L’incremento si registra soprattutto in ambito familiare e affettivo. La fotografia è anche nella crescita delle chiamate al numero di emergenza 1522: +73% rispetto allo stesso periodo del 2019, con +59% di vittime a chiedere aiuto. Un dato che va declinato in due direzioni: da un lato c’è senz’altro l’aumento della violenza, dall’altro il modo in cui le campagne di sensibilizzazione stanno finalmente attecchendo sulle donne vittime di abusi.

Per mantenere in vita la memoria delle tante donne vittime, si ricorre spesso a simboli e colori. Su tutti le scarpe rosse, che simboleggiano l’amore che si trasforma in odio e in violenza, ma anche una panchina rossa, simbolo del posto occupato da una donna che non c’è più. O ancora l’anfora con due manici, il gesto del portare insieme che evidenzia l’importanza della solidarietà, e la “Giornata arancione”, proclamata dall’ONU per il 25 di ogni mese.

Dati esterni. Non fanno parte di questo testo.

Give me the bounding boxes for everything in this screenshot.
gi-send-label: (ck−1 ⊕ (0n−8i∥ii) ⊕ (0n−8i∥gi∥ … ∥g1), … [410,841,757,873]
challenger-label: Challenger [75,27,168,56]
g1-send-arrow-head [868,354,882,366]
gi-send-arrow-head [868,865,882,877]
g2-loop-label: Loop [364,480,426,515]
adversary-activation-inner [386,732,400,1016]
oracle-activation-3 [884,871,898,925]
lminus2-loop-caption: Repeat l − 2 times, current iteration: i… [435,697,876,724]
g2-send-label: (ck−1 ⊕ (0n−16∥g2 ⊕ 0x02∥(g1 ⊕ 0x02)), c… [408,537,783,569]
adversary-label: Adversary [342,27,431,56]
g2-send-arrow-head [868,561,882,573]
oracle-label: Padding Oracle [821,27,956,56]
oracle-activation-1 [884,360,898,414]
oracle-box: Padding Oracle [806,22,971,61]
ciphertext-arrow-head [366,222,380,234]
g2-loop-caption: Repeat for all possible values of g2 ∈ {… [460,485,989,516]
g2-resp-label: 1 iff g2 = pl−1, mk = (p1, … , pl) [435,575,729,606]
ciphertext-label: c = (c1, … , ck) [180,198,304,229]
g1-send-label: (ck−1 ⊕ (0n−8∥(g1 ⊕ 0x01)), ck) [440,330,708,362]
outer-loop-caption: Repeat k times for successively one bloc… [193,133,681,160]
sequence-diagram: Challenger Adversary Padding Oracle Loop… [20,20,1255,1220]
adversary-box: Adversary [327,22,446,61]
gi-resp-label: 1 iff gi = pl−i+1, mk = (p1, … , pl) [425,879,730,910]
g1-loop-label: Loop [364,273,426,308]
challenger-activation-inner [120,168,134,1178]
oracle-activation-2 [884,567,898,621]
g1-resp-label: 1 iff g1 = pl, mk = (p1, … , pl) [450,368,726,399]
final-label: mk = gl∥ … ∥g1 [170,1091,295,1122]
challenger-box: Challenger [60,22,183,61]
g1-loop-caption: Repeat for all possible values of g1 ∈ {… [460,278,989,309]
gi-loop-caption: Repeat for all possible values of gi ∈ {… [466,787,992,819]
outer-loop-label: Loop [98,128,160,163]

Anche giornalisticamente non è semplice raccontare un femminicidio. Spesso a trasposizione giornalistica dei femminicidi non è aderente alla realtà: i principali soggetti delle news sono donne molto giovani a differenza dei dati Istat (la fascia più colpita va dai 35 ai 60 anni); i responsabili sono per l’80% conosciuti dalle vittime a differenza dei tanti resoconti fatti che evidenziano una presenza di “male oscuro”  che viene dal contesto esterno oltre a sottolineare aspetti della vicenda atti quasi a far ricadere la colpa sempre sui soggetti femminili con una costante mancanza di responsabilità degli autori della violenza.

Insomma c’è ancora molto da fare ma già che ci sia una consapevolezza della violenza sulle donne è un gran bel passo.